同社は2019年7月に「KEIKYU for YOU」をコンセプトにした新たな広告キャンペーンを開始。女優の黒島結菜さんを起用して三浦半島の魅力を発信するテレビCMの放映を始めた。同年10月1日には消費増税に伴う運賃改定に合わせて、空港線の天空橋―羽田空港国内線ターミナル駅間と、ほかの区間をまたがって乗車する場合に設定していた加算運賃を引き下げた。品川駅まではきっぷの場合、従来の410円から300円へ110円安くなった。

熊本市電の京急ラッピング車両。本物らしい「ウソ電」を目指したという(記者撮影)

これらを反映して、2020年2~3月に全国各地のラッピング車両を「KEIKYU for YOU」のデザインに順次リニューアルした。

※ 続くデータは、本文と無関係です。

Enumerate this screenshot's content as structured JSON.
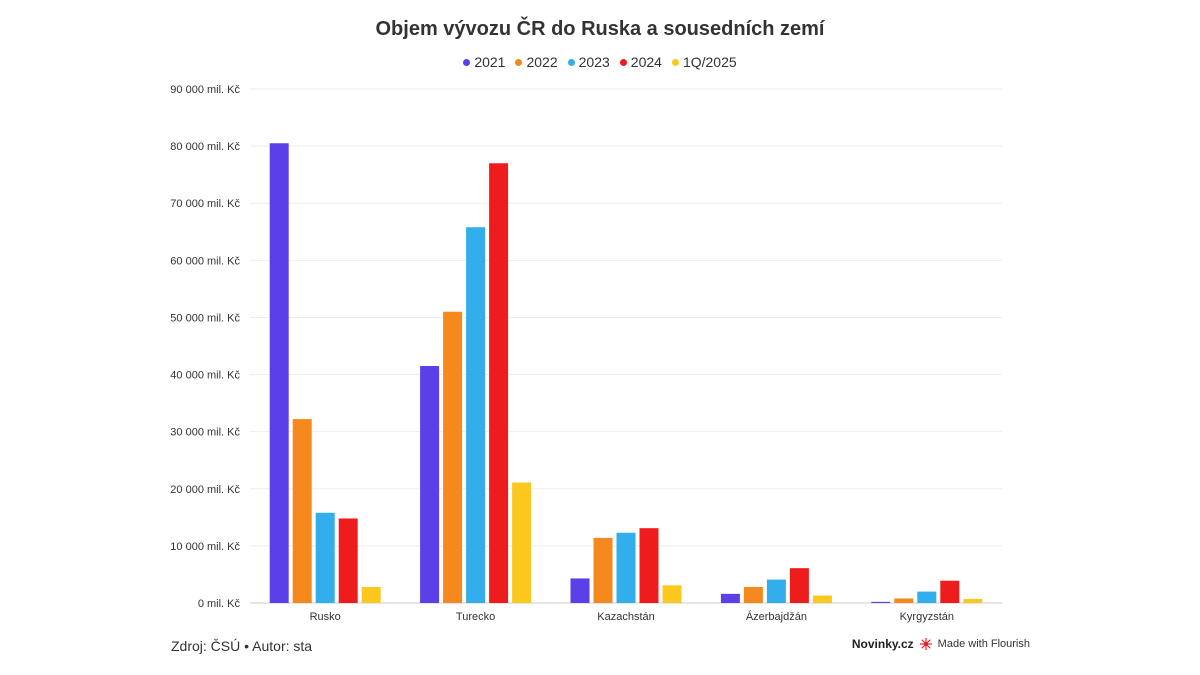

車体に女子受けもしそうな手書き風の書体で「京急なら、都心へお得でスピーディー。」「羽田へまっすぐ for YOU」と書き入れ、羽田空港―品川間が最速11分、300円で乗車できることを強調した。

同社営業企画課の担当者、大場優樹さんは「当社の電車の色に近くなるように変え、より『本物のウソ電』にしたかった」と説明する。そのうえで「地方に住む人が東京に来たときに『家の近くでも走っている赤い電車だ』と思って京急を利用してもらえれば願ったり叶ったりだ」と話す。